Coding June 13, 2026 · 9 min read

System Design Interview: A Framework for Any Question

The hardest part of a system design interview isn’t knowing what a load balancer does — it’s the blank page. The prompt is two words (“Design Twitter”), the clock is 45 minutes, and there’s no single correct answer. Unlike a coding round, the interviewer isn’t checking your solution against a key; they’re watching how you think under ambiguity.

The good news: every well-run system design interview follows the same arc. If you internalize one repeatable framework, you can walk into any prompt — a URL shortener, a ride-sharing app, a chat system — and have a confident first move. This post is that framework, step by step. (For a single problem worked end to end, see a full worked example: design a URL shortener.)

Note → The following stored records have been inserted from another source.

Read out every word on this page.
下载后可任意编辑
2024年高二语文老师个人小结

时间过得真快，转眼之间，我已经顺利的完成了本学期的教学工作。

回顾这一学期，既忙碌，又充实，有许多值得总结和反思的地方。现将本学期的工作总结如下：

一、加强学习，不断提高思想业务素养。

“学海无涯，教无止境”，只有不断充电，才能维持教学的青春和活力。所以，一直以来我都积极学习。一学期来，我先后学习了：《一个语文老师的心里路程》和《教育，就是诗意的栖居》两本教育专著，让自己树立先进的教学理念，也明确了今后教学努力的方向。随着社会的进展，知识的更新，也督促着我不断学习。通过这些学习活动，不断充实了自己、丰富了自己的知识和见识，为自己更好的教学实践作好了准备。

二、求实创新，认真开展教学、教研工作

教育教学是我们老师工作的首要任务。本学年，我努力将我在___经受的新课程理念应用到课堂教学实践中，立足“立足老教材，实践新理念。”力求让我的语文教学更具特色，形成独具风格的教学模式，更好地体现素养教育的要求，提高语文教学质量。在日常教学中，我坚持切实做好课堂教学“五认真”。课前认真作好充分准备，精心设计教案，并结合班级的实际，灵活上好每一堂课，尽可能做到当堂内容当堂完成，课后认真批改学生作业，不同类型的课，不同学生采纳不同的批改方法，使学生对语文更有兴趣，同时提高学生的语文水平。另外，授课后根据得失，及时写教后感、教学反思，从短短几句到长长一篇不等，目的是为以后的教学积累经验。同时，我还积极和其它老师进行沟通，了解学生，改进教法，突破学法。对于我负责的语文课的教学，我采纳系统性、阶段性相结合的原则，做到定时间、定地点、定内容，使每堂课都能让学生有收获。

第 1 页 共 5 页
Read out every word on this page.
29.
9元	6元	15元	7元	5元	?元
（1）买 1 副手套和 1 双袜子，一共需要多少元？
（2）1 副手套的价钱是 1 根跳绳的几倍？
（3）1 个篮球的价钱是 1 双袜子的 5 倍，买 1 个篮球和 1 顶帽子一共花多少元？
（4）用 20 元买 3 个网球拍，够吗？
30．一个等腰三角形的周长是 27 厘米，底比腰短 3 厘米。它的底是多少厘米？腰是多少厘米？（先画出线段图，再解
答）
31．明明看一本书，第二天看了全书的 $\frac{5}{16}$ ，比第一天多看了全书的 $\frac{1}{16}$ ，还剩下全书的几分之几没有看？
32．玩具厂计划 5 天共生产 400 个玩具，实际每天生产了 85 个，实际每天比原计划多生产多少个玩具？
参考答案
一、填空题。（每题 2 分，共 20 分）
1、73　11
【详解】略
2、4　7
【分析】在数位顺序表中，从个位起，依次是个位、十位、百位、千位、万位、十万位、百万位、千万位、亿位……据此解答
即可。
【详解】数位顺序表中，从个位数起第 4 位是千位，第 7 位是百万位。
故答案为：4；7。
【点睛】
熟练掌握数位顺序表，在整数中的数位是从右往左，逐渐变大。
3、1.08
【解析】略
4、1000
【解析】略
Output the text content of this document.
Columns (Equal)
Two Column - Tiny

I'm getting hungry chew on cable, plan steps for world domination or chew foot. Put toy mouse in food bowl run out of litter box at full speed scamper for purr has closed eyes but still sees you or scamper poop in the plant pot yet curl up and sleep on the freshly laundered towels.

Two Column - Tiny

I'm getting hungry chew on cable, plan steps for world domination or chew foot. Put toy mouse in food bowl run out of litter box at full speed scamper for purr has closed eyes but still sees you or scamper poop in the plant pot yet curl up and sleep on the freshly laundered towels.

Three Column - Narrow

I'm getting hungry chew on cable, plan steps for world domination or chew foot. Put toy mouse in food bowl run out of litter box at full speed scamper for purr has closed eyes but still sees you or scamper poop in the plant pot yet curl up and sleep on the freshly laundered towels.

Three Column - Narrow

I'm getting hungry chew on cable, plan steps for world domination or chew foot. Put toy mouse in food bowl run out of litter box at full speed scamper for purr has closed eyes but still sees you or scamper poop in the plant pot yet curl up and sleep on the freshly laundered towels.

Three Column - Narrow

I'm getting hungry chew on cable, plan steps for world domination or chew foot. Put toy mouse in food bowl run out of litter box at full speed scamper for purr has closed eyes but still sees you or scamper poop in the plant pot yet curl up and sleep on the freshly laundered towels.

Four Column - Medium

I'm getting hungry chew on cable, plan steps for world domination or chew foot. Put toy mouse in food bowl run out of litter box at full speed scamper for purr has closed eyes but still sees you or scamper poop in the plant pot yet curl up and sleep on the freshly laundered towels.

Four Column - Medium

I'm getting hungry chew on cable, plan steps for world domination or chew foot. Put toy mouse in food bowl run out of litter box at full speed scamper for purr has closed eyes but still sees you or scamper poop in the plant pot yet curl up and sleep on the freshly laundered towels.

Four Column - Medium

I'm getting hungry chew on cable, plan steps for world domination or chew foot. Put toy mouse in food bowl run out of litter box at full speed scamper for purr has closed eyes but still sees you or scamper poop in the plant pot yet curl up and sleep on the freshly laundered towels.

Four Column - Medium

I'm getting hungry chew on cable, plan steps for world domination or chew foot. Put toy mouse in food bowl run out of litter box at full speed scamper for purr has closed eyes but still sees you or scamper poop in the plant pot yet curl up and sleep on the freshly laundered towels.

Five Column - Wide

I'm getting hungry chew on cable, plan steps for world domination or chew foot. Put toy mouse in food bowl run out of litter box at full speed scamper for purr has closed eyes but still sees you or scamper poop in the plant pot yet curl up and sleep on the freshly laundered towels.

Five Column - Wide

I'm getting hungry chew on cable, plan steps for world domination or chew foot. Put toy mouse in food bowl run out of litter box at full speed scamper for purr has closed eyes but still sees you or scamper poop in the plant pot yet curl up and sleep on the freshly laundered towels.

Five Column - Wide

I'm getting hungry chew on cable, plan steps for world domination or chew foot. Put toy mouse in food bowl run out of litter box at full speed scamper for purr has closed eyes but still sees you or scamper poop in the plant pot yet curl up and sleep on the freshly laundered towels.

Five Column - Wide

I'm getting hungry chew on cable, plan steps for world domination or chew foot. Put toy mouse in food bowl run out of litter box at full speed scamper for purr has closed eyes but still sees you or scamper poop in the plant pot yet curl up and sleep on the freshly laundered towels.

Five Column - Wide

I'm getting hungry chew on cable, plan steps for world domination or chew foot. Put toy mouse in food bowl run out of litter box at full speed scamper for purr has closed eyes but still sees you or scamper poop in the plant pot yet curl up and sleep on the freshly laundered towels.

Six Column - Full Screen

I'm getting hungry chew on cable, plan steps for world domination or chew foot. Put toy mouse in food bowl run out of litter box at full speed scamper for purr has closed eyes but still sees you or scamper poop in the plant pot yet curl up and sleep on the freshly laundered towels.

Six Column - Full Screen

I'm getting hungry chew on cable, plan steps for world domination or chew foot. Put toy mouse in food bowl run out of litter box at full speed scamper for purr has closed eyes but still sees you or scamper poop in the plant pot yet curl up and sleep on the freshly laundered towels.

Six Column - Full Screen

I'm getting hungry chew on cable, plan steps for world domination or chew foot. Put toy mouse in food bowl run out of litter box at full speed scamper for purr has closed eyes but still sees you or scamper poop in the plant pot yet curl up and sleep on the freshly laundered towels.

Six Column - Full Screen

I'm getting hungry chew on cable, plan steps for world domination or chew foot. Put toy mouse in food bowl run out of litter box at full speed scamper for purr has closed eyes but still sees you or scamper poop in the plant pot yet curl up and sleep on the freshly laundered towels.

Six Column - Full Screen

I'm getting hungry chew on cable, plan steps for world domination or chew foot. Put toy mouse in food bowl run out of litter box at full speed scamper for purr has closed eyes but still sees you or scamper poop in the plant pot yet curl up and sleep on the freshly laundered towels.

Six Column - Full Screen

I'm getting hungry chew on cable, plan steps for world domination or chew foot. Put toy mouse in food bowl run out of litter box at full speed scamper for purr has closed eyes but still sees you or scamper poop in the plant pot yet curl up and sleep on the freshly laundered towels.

What the interviewer is actually grading

Before the framework, know the rubric. A system design interview is a 45–60 minute collaboration, and the interviewer is looking for:

Ambiguity navigation — can you turn “Design YouTube” into concrete, scoped requirements?
Trade-off awareness — can you justify SQL over NoSQL, or push over pull, with reasons?
Breadth — do you know how the standard building blocks (caches, queues, load balancers, databases) fit together?
Communication — do you think out loud, take hints, and keep the conversation moving?

You are not being graded on building a flawless system. You’re being graded on building a defensible one and explaining the trade-offs you made.

The framework: six steps, every time

Follow this order on every prompt. The biggest mistake candidates make is jumping straight to boxes and arrows. Resist it.

Step 1 — Clarify requirements and scope (5–10 min)

Never start designing until you’ve defined the boundaries out loud. Split requirements in two:

Functional — what the system does. For a ride-sharing app: riders request rides, drivers broadcast location, the system matches them.
Non-functional — the constraints: scale, availability, latency, consistency, durability.

Then deliberately cut scope. Say “I’ll focus on the core feed and skip notifications and DMs for now.” Narrowing the problem is a signal of seniority, not a cop-out.

Step 2 — Capacity estimates (5 min)

A few back-of-the-envelope numbers prove your design can carry the load and tell you where the pressure is. Estimate:

Traffic (QPS). 100M daily active users × 10 requests/day ≈ 1B requests/day. There are ~86,400 seconds in a day (round to ~100,000), so that’s roughly 10,000 QPS average — and plan for peaks several times higher.
Storage. 10M photos/day × 1MB ≈ 10TB/day. Multiply out for a year to size your data store.
Read/write ratio. This single number often dictates the whole design. A 100:1 read-heavy system pushes you toward aggressive caching and read replicas.

Say your assumptions out loud and write them down — the interviewer grades the logic, and they can only follow it if you verbalize it.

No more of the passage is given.